2018 Impact factor 2.481
Hadrons and Nuclei
Eur. Phys. J. A 15, 303-314 (2002)
DOI: 10.1140/epja/i2002-10037-5

$\mth{K^{+}}$ production in proton-nucleus reactions and the role of momentum-dependent potentials

Z. Rudy1, W. Cassing2, L. Jarczyk1, B. Kamys1 and P. Kulessa3, 4

1  M. Smoluchowski Institute of Physics, Jagellonian University, PL-30059 Cracow, Poland
2  Institut für Theoretische Physik, Justus Liebig Universität Giessen, D-35392 Giessen, Germany
3  Institut für Kernphysik, Forschungszentrum Jülich, D-52425 Jülich, Germany
4  W. Niewodniczanski Institute of Nuclear Physics, PL-31342, Cracow, Poland

Wolfgang.Cassing@theo.physik.uni-giessen.de

(Received: 28 January 2002 / Published online: 19 November 2002)

Abstract
The production of K+-mesons in proton-nucleus collisions from 1.0 to 2.5 GeV is analyzed with respect to one-step nucleon-nucleon ( $NN\rightarrow N Y K^+$) and two-step $\Delta$-nucleon ( $\Delta N \rightarrow K^+ Y N$) or pion-nucleon ( $\pi N \rightarrow K^+ Y$) production channels on the basis of a coupled-channel transport approach (CBUU) including the kaon final-state interactions. The influence of momentum-dependent potentials for the nucleon, hyperon and kaon in the final state are studied as well as the importance of K+ elastic rescattering in the target nucleus. The transport calculations are compared to the experimental K+ spectra taken at LBL Berkeley, SATURNE, CELSIUS, GSI and COSY-Jülich. It is found that the momentum-dependent baryon potentials affect the excitation function of the K+ cross-section; at low bombarding energies of $\sim 1.0$ GeV the attractive baryon potentials in the final state lead to a relative enhancement of the kaon yield, whereas the net repulsive potential at bombarding energies $\sim
2$ GeV causes a decrease of the K+ cross-section.
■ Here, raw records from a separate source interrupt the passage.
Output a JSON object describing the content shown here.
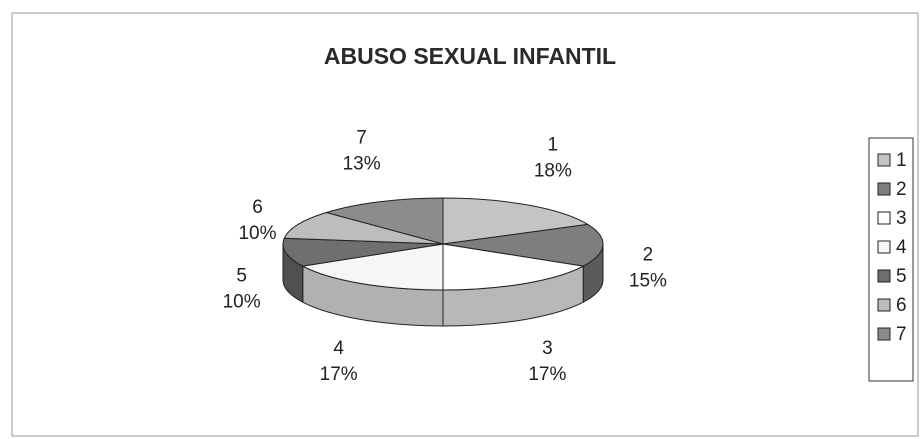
{
  "chart_data": {
    "type": "pie3d",
    "title": "ABUSO SEXUAL INFANTIL",
    "categories": [
      "1",
      "2",
      "3",
      "4",
      "5",
      "6",
      "7"
    ],
    "values": [
      18,
      15,
      17,
      17,
      10,
      10,
      13
    ],
    "value_labels": [
      "18%",
      "15%",
      "17%",
      "17%",
      "10%",
      "10%",
      "13%"
    ],
    "colors": [
      "#c4c4c4",
      "#7e7e7e",
      "#ffffff",
      "#f6f6f6",
      "#6f6f6f",
      "#bdbdbd",
      "#8c8c8c"
    ],
    "legend": "right"
  }
}
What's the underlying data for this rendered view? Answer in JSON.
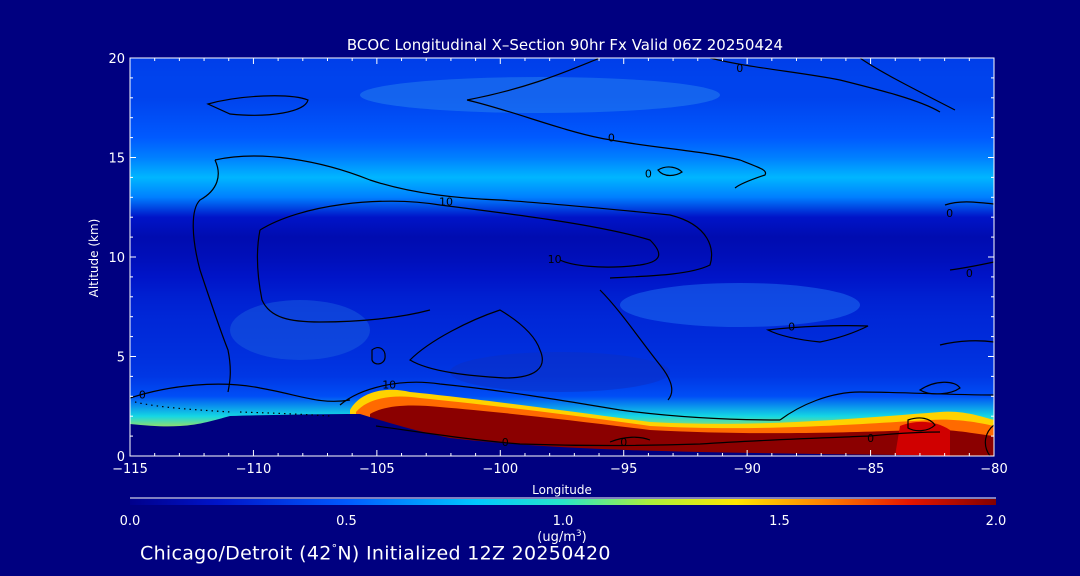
{
  "chart_data": {
    "type": "heatmap",
    "title": "BCOC Longitudinal X–Section 90hr  Fx Valid 06Z 20250424",
    "xlabel": "Longitude",
    "ylabel": "Altitude (km)",
    "xlim": [
      -115,
      -80
    ],
    "ylim": [
      0,
      20
    ],
    "x_ticks": [
      -115,
      -110,
      -105,
      -100,
      -95,
      -90,
      -85,
      -80
    ],
    "x_tick_labels": [
      "−115",
      "−110",
      "−105",
      "−100",
      "−95",
      "−90",
      "−85",
      "−80"
    ],
    "y_ticks": [
      0,
      5,
      10,
      15,
      20
    ],
    "y_tick_labels": [
      "0",
      "5",
      "10",
      "15",
      "20"
    ],
    "colorbar": {
      "range": [
        0.0,
        2.0
      ],
      "ticks": [
        0.0,
        0.5,
        1.0,
        1.5,
        2.0
      ],
      "tick_labels": [
        "0.0",
        "0.5",
        "1.0",
        "1.5",
        "2.0"
      ],
      "unit_label": "(ug/m",
      "unit_sup": "3",
      "unit_close": ")"
    },
    "field_profile": {
      "description_free_values": true,
      "altitude_km": [
        0,
        1,
        2,
        3,
        4,
        5,
        6,
        7,
        8,
        9,
        10,
        11,
        12,
        13,
        14,
        15,
        16,
        17,
        18,
        19,
        20
      ],
      "mean_concentration": [
        1.7,
        1.4,
        0.9,
        0.45,
        0.35,
        0.32,
        0.3,
        0.28,
        0.25,
        0.2,
        0.15,
        0.12,
        0.2,
        0.6,
        0.75,
        0.6,
        0.5,
        0.45,
        0.4,
        0.4,
        0.38
      ]
    },
    "surface_max_band": {
      "lon_start": -105,
      "lon_end": -80,
      "top_km_at_start": 3.0,
      "top_km_at_end": 1.5,
      "value": 2.0
    },
    "contour_labels": [
      {
        "text": "0",
        "lon": -114.5,
        "alt": 3.1
      },
      {
        "text": "10",
        "lon": -104.5,
        "alt": 3.6
      },
      {
        "text": "10",
        "lon": -102.2,
        "alt": 12.8
      },
      {
        "text": "10",
        "lon": -97.8,
        "alt": 9.9
      },
      {
        "text": "0",
        "lon": -95.5,
        "alt": 16.0
      },
      {
        "text": "0",
        "lon": -94.0,
        "alt": 14.2
      },
      {
        "text": "0",
        "lon": -90.3,
        "alt": 19.5
      },
      {
        "text": "0",
        "lon": -88.2,
        "alt": 6.5
      },
      {
        "text": "0",
        "lon": -81.8,
        "alt": 12.2
      },
      {
        "text": "0",
        "lon": -81.0,
        "alt": 9.2
      },
      {
        "text": "0",
        "lon": -85.0,
        "alt": 0.9
      },
      {
        "text": "0",
        "lon": -99.8,
        "alt": 0.7
      },
      {
        "text": "0",
        "lon": -95.0,
        "alt": 0.7
      }
    ]
  },
  "footer": {
    "text_before": "Chicago/Detroit (42",
    "degree": "°",
    "text_after": "N) Initialized 12Z 20250420"
  }
}
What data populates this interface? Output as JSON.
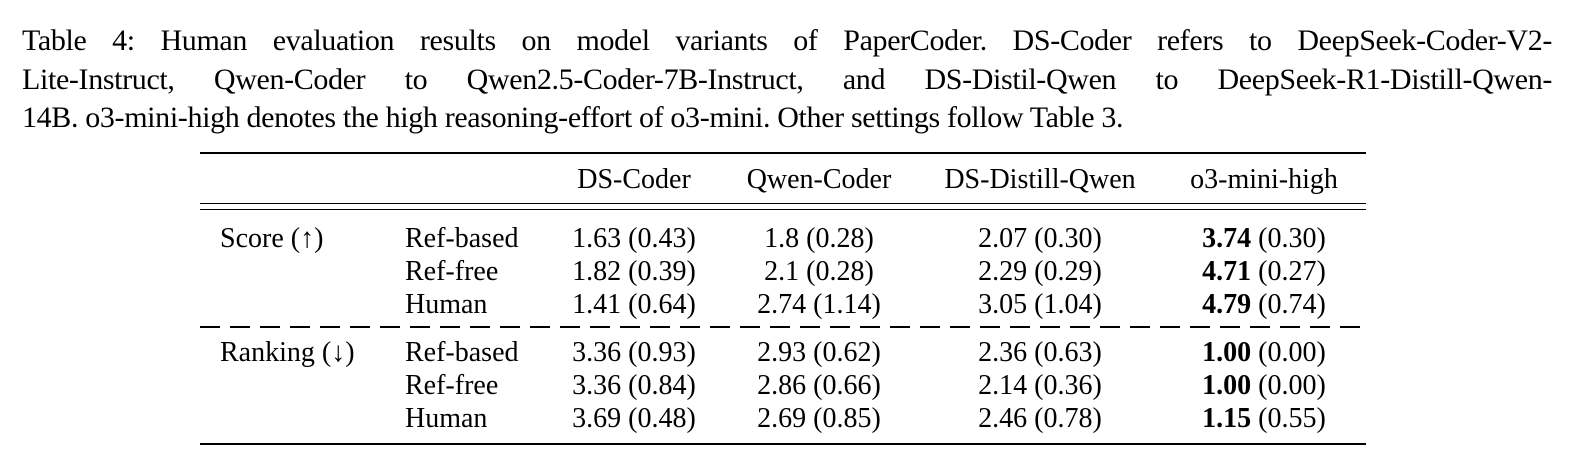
{
  "caption": {
    "line1": "Table 4: Human evaluation results on model variants of PaperCoder. DS-Coder refers to DeepSeek-Coder-V2-",
    "line2": "Lite-Instruct, Qwen-Coder to Qwen2.5-Coder-7B-Instruct, and DS-Distil-Qwen to DeepSeek-R1-Distill-Qwen-",
    "line3": "14B. o3-mini-high denotes the high reasoning-effort of o3-mini. Other settings follow Table  3."
  },
  "table": {
    "columns": [
      "DS-Coder",
      "Qwen-Coder",
      "DS-Distill-Qwen",
      "o3-mini-high"
    ],
    "groups": [
      {
        "label": "Score (↑)",
        "rows": [
          {
            "label": "Ref-based",
            "cells": [
              "1.63 (0.43)",
              "1.8 (0.28)",
              "2.07 (0.30)"
            ],
            "best_value": "3.74",
            "best_std": " (0.30)"
          },
          {
            "label": "Ref-free",
            "cells": [
              "1.82 (0.39)",
              "2.1 (0.28)",
              "2.29 (0.29)"
            ],
            "best_value": "4.71",
            "best_std": " (0.27)"
          },
          {
            "label": "Human",
            "cells": [
              "1.41 (0.64)",
              "2.74 (1.14)",
              "3.05 (1.04)"
            ],
            "best_value": "4.79",
            "best_std": " (0.74)"
          }
        ]
      },
      {
        "label": "Ranking (↓)",
        "rows": [
          {
            "label": "Ref-based",
            "cells": [
              "3.36 (0.93)",
              "2.93 (0.62)",
              "2.36 (0.63)"
            ],
            "best_value": "1.00",
            "best_std": " (0.00)"
          },
          {
            "label": "Ref-free",
            "cells": [
              "3.36 (0.84)",
              "2.86 (0.66)",
              "2.14 (0.36)"
            ],
            "best_value": "1.00",
            "best_std": " (0.00)"
          },
          {
            "label": "Human",
            "cells": [
              "3.69 (0.48)",
              "2.69 (0.85)",
              "2.46 (0.78)"
            ],
            "best_value": "1.15",
            "best_std": " (0.55)"
          }
        ]
      }
    ]
  }
}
Furthermore, it is pointed out that especially the K+ spectra at low momenta (or kinetic energy TK) allow to determine the in-medium K+ potential almost model independently due to a relative shift of the K+ spectra in kinetic energy that arises from the acceleration of the kaons when propagating out of the nuclear medium to free space, i.e. converting the potential energy to the kinetic energy of the free kaon.

PACS
13.60.Le - Meson production.
13.75.Jz - Kaon-baryon interactions.
14.40.Aq - $\pi$, K, and $\eta$ mesons.
25.40.-h - Nucleon-induced reactions.